Como sublinha a gastrenterologista Susana Lopes, “os avanços científicos nas áreas da genética, imunologia e microbiologia permitiram um maior conhecimento dos mecanismos envolvidos na patogénese da doença inflamatória intestinal [que engloba a Doença de Crohn e a Colite Ulcerosa], o que se traduziu num aumento das opções terapêuticas disponíveis, com taxas de sucesso crescentes”.

Uma das inovações que trouxe maior qualidade de vida aos doentes foi o surgimento dos fármacos biológicos. “Permitem obter uma remissão completa da doença numa percentagem significativa de doentes, com resolução dos sintomas e das lesões estruturais do tubo digestivo, o que poderá influenciar favoravelmente o prognóstico a longo prazo”, explica a médica do Centro Hospitalar Universitário de São João, no Porto. E assegura: “Os dados disponíveis demonstram que estes fármacos são seguros, com reduzidas taxas de complicações graves.”

A angústia dos cuidadores
Pelo impacto no quotidiano (além dos sintomas, os doentes sentem necessidade de ter sempre uma casa de banho por perto e estão sujeitos a uma dieta própria) e pelos cuidados que exige (o acompanhamento médico regular e especializado é fundamental), a doença inflamatória intestinal é também exigente para os cuidadores.

No caso de Elena Kulikova, a patologia da filha tornou-se uma inquietação diária. “Depois de mudar uma fralda cheia de sangue de uma bebé com tão poucos meses de vida, não conseguia falar com ninguém, tal era a sensação de desespero e de aflição.” Os meses iniciais, anteriores ao diagnóstico, foram ainda mais angustiantes, confessa. “Foi um caminho muito longo e difícil, cheio de lágrimas, incertezas e decisões extremamente importantes. É raro esta doença começar numa idade tão tenra”, assegura, recordando as inúmeras restrições alimentares a que a filha foi sujeita nos primeiros anos de vida. “O pior eram sempre as festas de anos: os bolos, doces e sumos.

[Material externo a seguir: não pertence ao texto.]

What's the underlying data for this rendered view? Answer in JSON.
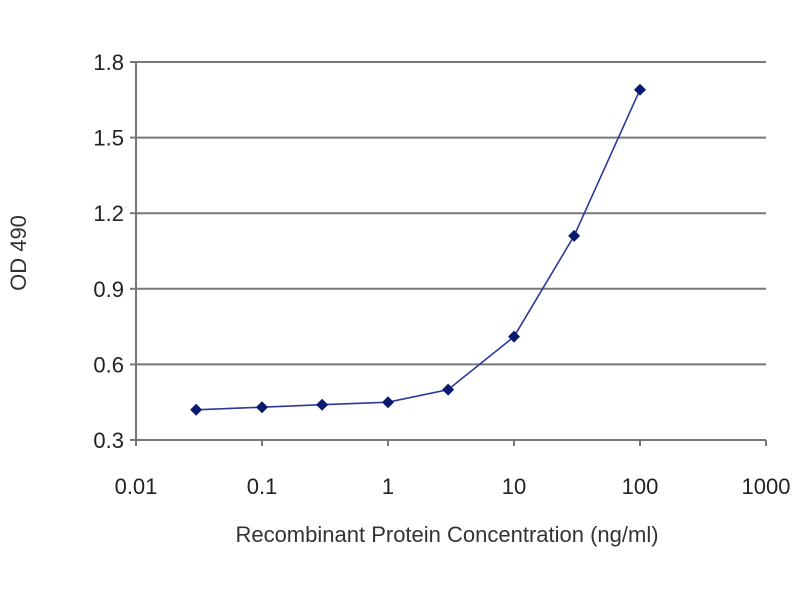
{
  "chart_data": {
    "type": "line",
    "title": "",
    "xlabel": "Recombinant Protein Concentration (ng/ml)",
    "ylabel": "OD 490",
    "x_scale": "log",
    "xlim": [
      0.01,
      1000
    ],
    "ylim": [
      0.3,
      1.8
    ],
    "x_ticks": [
      0.01,
      0.1,
      1,
      10,
      100,
      1000
    ],
    "x_tick_labels": [
      "0.01",
      "0.1",
      "1",
      "10",
      "100",
      "1000"
    ],
    "y_ticks": [
      0.3,
      0.6,
      0.9,
      1.2,
      1.5,
      1.8
    ],
    "y_tick_labels": [
      "0.3",
      "0.6",
      "0.9",
      "1.2",
      "1.5",
      "1.8"
    ],
    "grid": "horizontal",
    "legend": "none",
    "series": [
      {
        "x": [
          0.03,
          0.1,
          0.3,
          1,
          3,
          10,
          30,
          100
        ],
        "y": [
          0.42,
          0.43,
          0.44,
          0.45,
          0.5,
          0.71,
          1.11,
          1.69
        ]
      }
    ],
    "colors": {
      "line": "#2a3a9a",
      "marker": "#0a1a6e",
      "grid": "#777777",
      "axis": "#777777"
    }
  }
}
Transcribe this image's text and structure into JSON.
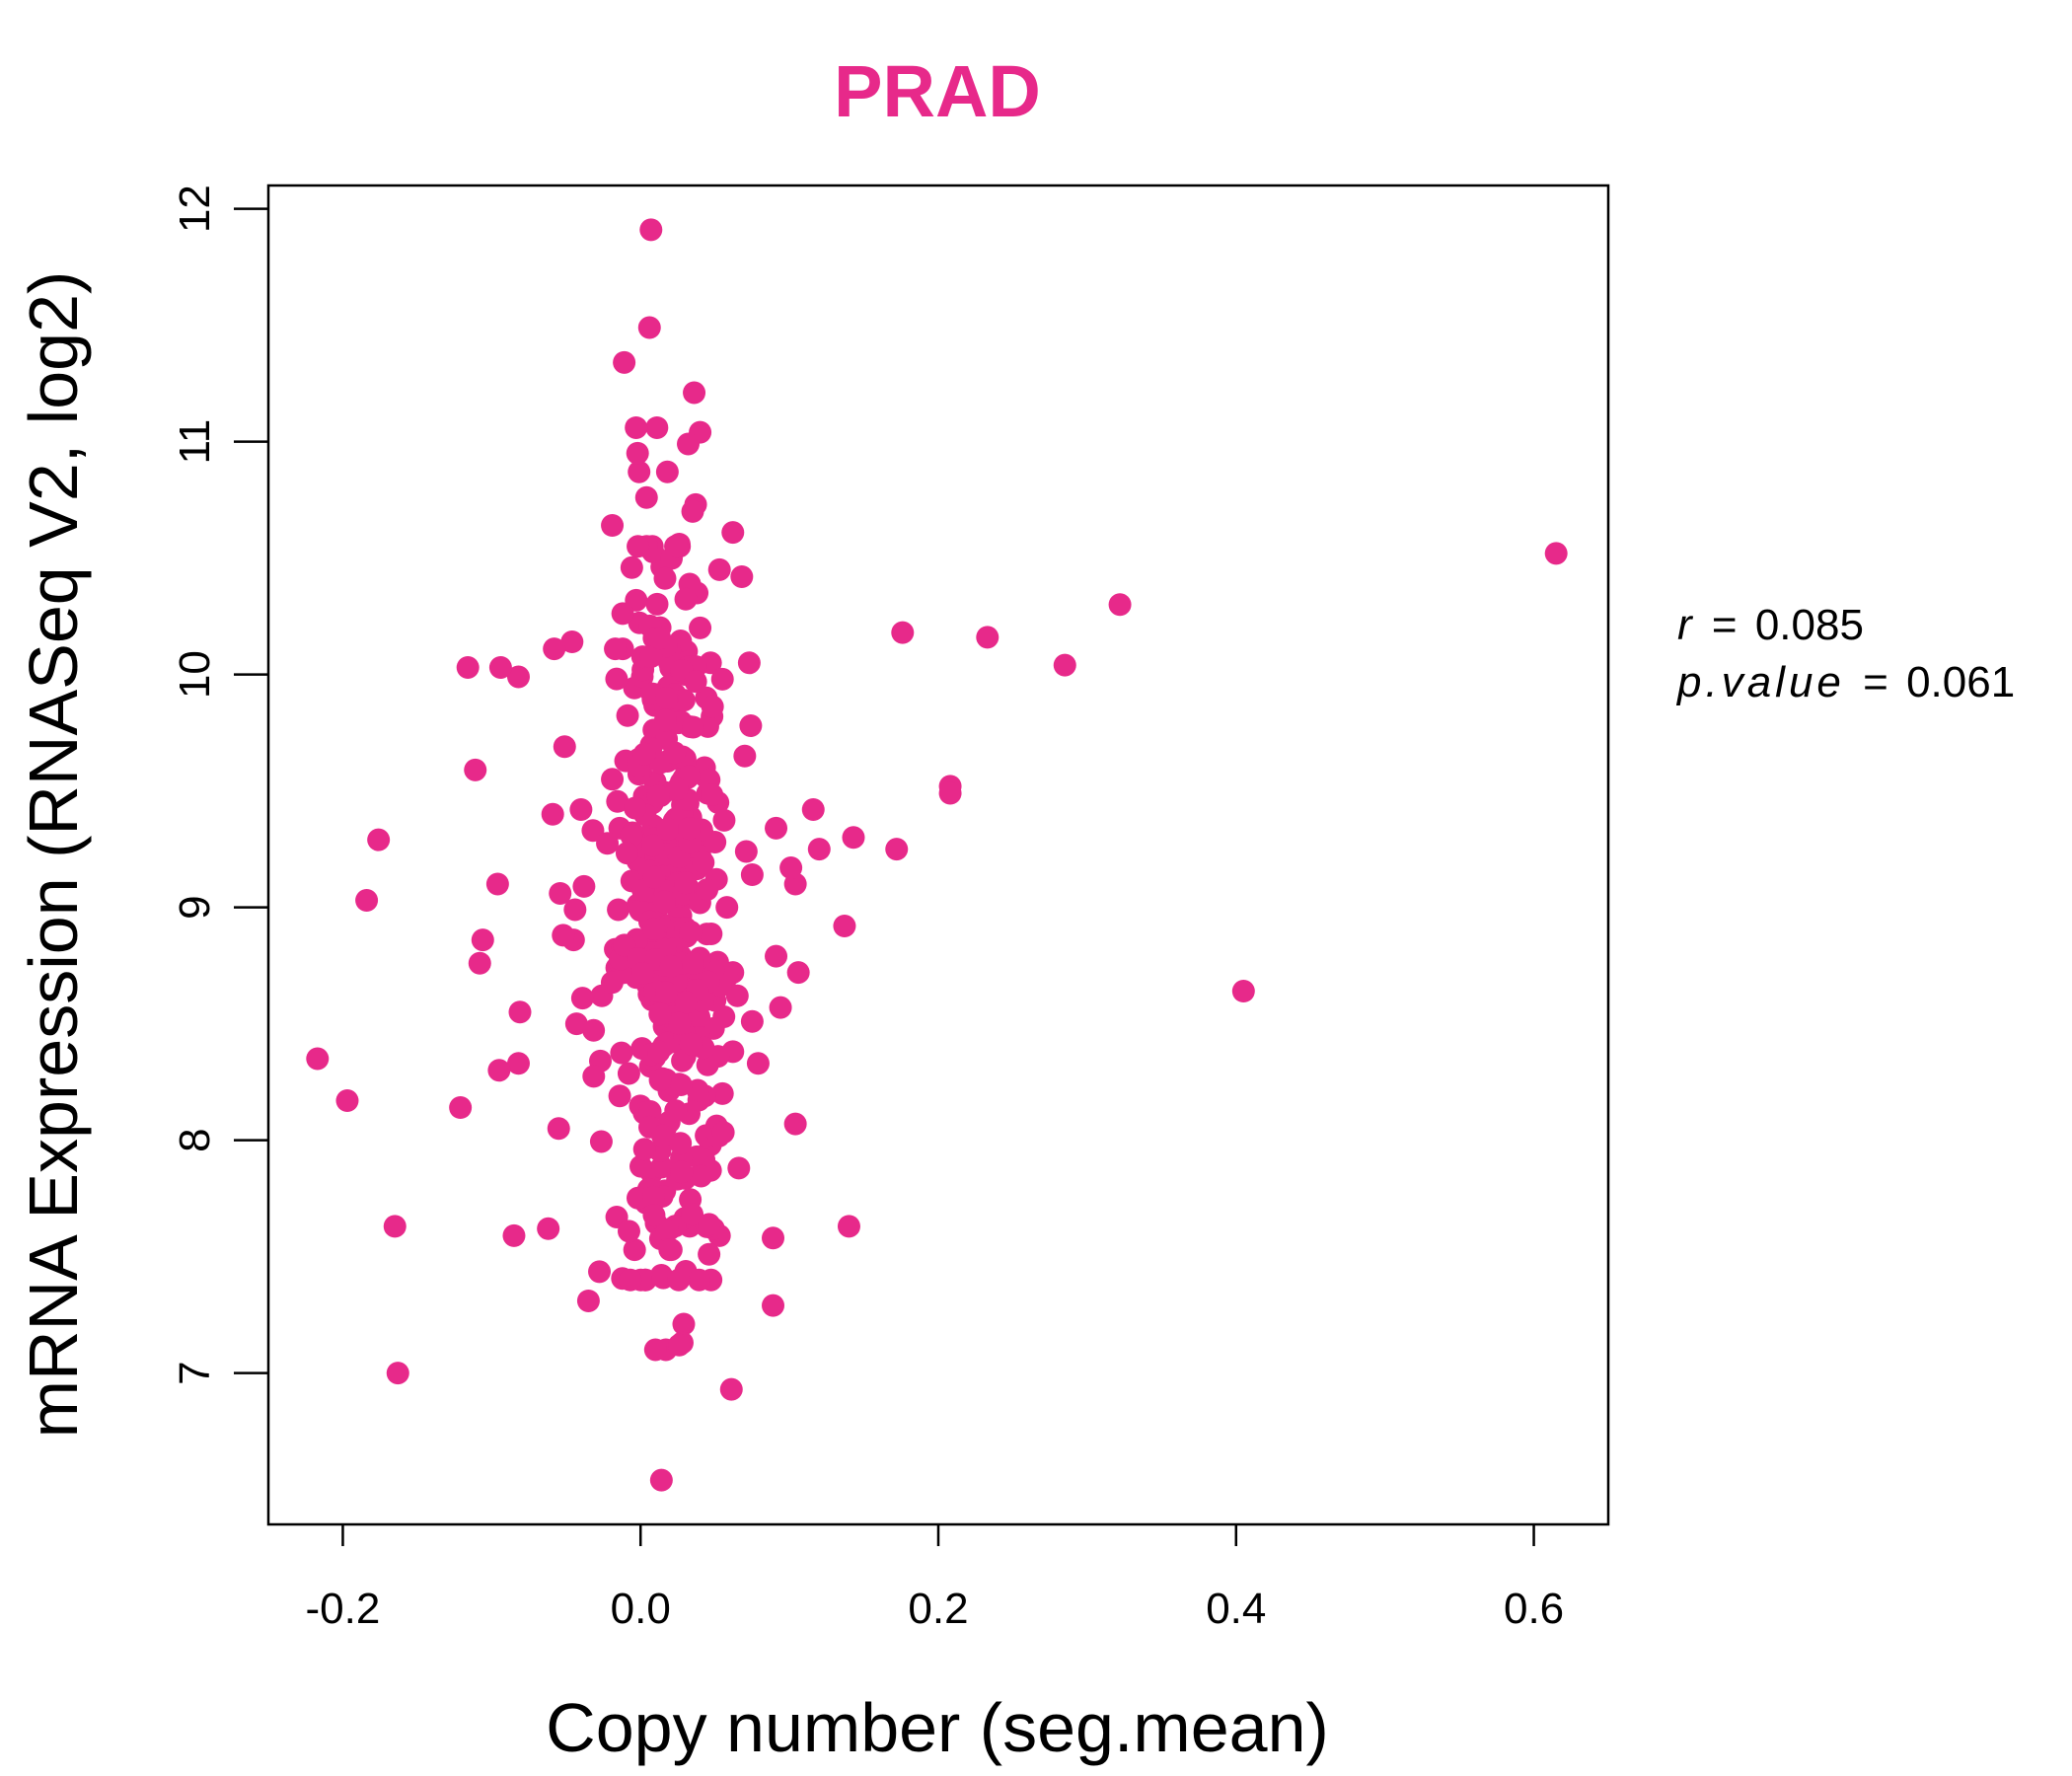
{
  "colors": {
    "point": "#E7298A",
    "title": "#E7298A",
    "axis": "#000000"
  },
  "chart_data": {
    "type": "scatter",
    "title": "PRAD",
    "xlabel": "Copy number (seg.mean)",
    "ylabel": "mRNA Expression (RNASeq V2, log2)",
    "xlim": [
      -0.25,
      0.65
    ],
    "ylim": [
      6.35,
      12.1
    ],
    "x_ticks": [
      -0.2,
      0.0,
      0.2,
      0.4,
      0.6
    ],
    "x_tick_labels": [
      "-0.2",
      "0.0",
      "0.2",
      "0.4",
      "0.6"
    ],
    "y_ticks": [
      7,
      8,
      9,
      10,
      11,
      12
    ],
    "y_tick_labels": [
      "7",
      "8",
      "9",
      "10",
      "11",
      "12"
    ],
    "grid": false,
    "annotations": {
      "r_label": "r",
      "r_value": "0.085",
      "p_label": "p.value",
      "p_value": "0.061"
    },
    "outlier_points": [
      [
        0.615,
        10.52
      ],
      [
        0.405,
        8.64
      ],
      [
        0.322,
        10.3
      ],
      [
        0.285,
        10.04
      ],
      [
        0.233,
        10.16
      ],
      [
        0.208,
        9.52
      ],
      [
        0.208,
        9.49
      ],
      [
        0.176,
        10.18
      ],
      [
        0.172,
        9.25
      ],
      [
        0.143,
        9.3
      ],
      [
        0.137,
        8.92
      ],
      [
        0.14,
        7.63
      ],
      [
        0.12,
        9.25
      ],
      [
        0.116,
        9.42
      ],
      [
        0.106,
        8.72
      ],
      [
        0.104,
        9.1
      ],
      [
        0.104,
        8.07
      ],
      [
        0.101,
        9.17
      ],
      [
        0.094,
        8.57
      ],
      [
        0.091,
        9.34
      ],
      [
        0.091,
        8.79
      ],
      [
        0.089,
        7.58
      ],
      [
        0.089,
        7.29
      ],
      [
        0.079,
        8.33
      ],
      [
        0.075,
        9.14
      ],
      [
        0.075,
        8.51
      ],
      [
        0.074,
        9.78
      ],
      [
        0.073,
        10.05
      ],
      [
        0.071,
        9.24
      ],
      [
        0.07,
        9.65
      ],
      [
        0.068,
        10.42
      ],
      [
        0.066,
        7.88
      ],
      [
        0.065,
        8.62
      ],
      [
        0.062,
        8.72
      ],
      [
        0.062,
        8.38
      ],
      [
        0.062,
        10.61
      ],
      [
        0.061,
        6.93
      ],
      [
        0.058,
        8.7
      ],
      [
        0.056,
        8.53
      ],
      [
        0.055,
        8.2
      ],
      [
        0.053,
        7.59
      ],
      [
        0.049,
        7.62
      ],
      [
        0.047,
        7.98
      ],
      [
        0.046,
        7.51
      ],
      [
        0.045,
        9.49
      ],
      [
        0.044,
        9.56
      ],
      [
        0.042,
        9.31
      ],
      [
        0.04,
        11.04
      ],
      [
        0.037,
        10.73
      ],
      [
        0.036,
        11.21
      ],
      [
        0.035,
        10.7
      ],
      [
        0.033,
        7.63
      ],
      [
        0.032,
        10.99
      ],
      [
        0.029,
        7.21
      ],
      [
        0.028,
        7.13
      ],
      [
        0.018,
        10.87
      ],
      [
        0.011,
        11.06
      ],
      [
        0.007,
        11.91
      ],
      [
        0.006,
        11.49
      ],
      [
        0.004,
        10.76
      ],
      [
        -0.001,
        10.87
      ],
      [
        -0.002,
        10.95
      ],
      [
        -0.003,
        11.06
      ],
      [
        -0.011,
        11.34
      ],
      [
        -0.019,
        10.64
      ],
      [
        -0.012,
        10.11
      ],
      [
        -0.017,
        10.11
      ],
      [
        -0.019,
        9.55
      ],
      [
        -0.014,
        9.34
      ],
      [
        -0.015,
        8.99
      ],
      [
        -0.016,
        8.74
      ],
      [
        -0.017,
        8.82
      ],
      [
        -0.014,
        8.19
      ],
      [
        -0.016,
        7.67
      ],
      [
        -0.026,
        8.62
      ],
      [
        -0.027,
        8.34
      ],
      [
        -0.032,
        9.33
      ],
      [
        -0.035,
        7.31
      ],
      [
        -0.038,
        9.09
      ],
      [
        -0.039,
        8.61
      ],
      [
        -0.04,
        9.42
      ],
      [
        -0.043,
        8.5
      ],
      [
        -0.044,
        8.99
      ],
      [
        -0.045,
        8.86
      ],
      [
        -0.046,
        10.14
      ],
      [
        -0.051,
        9.69
      ],
      [
        -0.052,
        8.88
      ],
      [
        -0.054,
        9.06
      ],
      [
        -0.055,
        8.05
      ],
      [
        -0.058,
        10.11
      ],
      [
        -0.059,
        9.4
      ],
      [
        -0.062,
        7.62
      ],
      [
        -0.081,
        8.55
      ],
      [
        -0.082,
        8.33
      ],
      [
        -0.082,
        9.99
      ],
      [
        -0.085,
        7.59
      ],
      [
        -0.094,
        10.03
      ],
      [
        -0.095,
        8.3
      ],
      [
        -0.096,
        9.1
      ],
      [
        -0.106,
        8.86
      ],
      [
        -0.108,
        8.76
      ],
      [
        -0.111,
        9.59
      ],
      [
        -0.116,
        10.03
      ],
      [
        -0.121,
        8.14
      ],
      [
        -0.165,
        7.63
      ],
      [
        -0.163,
        7.0
      ],
      [
        -0.176,
        9.29
      ],
      [
        -0.184,
        9.03
      ],
      [
        -0.197,
        8.17
      ],
      [
        -0.217,
        8.35
      ],
      [
        0.014,
        6.54
      ],
      [
        0.017,
        7.1
      ],
      [
        0.01,
        7.1
      ],
      [
        0.026,
        7.12
      ],
      [
        0.014,
        7.42
      ],
      [
        0.05,
        8.6
      ],
      [
        0.049,
        8.48
      ],
      [
        0.052,
        8.36
      ],
      [
        0.044,
        8.62
      ],
      [
        0.052,
        9.45
      ],
      [
        0.048,
        9.82
      ],
      [
        0.047,
        10.05
      ],
      [
        0.053,
        10.45
      ],
      [
        0.026,
        10.56
      ],
      [
        0.04,
        10.2
      ],
      [
        0.038,
        10.35
      ],
      [
        0.055,
        9.98
      ],
      [
        0.051,
        9.12
      ],
      [
        0.044,
        8.02
      ],
      [
        0.041,
        7.86
      ],
      [
        0.047,
        7.87
      ],
      [
        0.04,
        8.72
      ],
      [
        0.043,
        9.6
      ],
      [
        0.058,
        9.0
      ],
      [
        0.05,
        9.28
      ]
    ],
    "core_cluster": {
      "count": 360,
      "x_center": 0.018,
      "x_spread": 0.016,
      "y_center": 8.95,
      "y_spread": 0.8,
      "y_range": [
        7.4,
        10.55
      ]
    }
  }
}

Os excessos traziam logo barriga inchada e fios de sangue nas fezes”, afirma. “Chegámos a ir a uma festa de anos com lancheira. É muito difícil explicar a uma criança que não pode comer o mesmo do que as outras”.

Para minimizar o impacto nos doentes, mas também nos pais, filhos e outros familiares que sejam seus cuidadores, a gastrenterologista Susana Lopes considera que, além de um médico e um enfermeiro especialistas na doença, um cirurgião e um radiologista, a abordagem clínica deve integrar também um psicólogo. Além do apoio aos pacientes, que em alguns casos apresentam sinais depressivos, estes especialistas podem ser também importantes para os cuidadores. “Deve-se fornecer informação adequada sobre a doença, de forma a poderem apoiar os doentes, sem recriminações ou penalizações”. “É uma forma eficaz de limitar sentimentos de negação e rejeição”, esclarece a médica, dizendo que, em algumas situações, os cuidadores podem também necessitar de acompanhamento psicológico, sobretudo nos casos mais graves da doença.


50% com doença em remissão

Cerca de metade das pessoas com DII estão em remissão
ou com doença ligeira, num determinado período de tempo.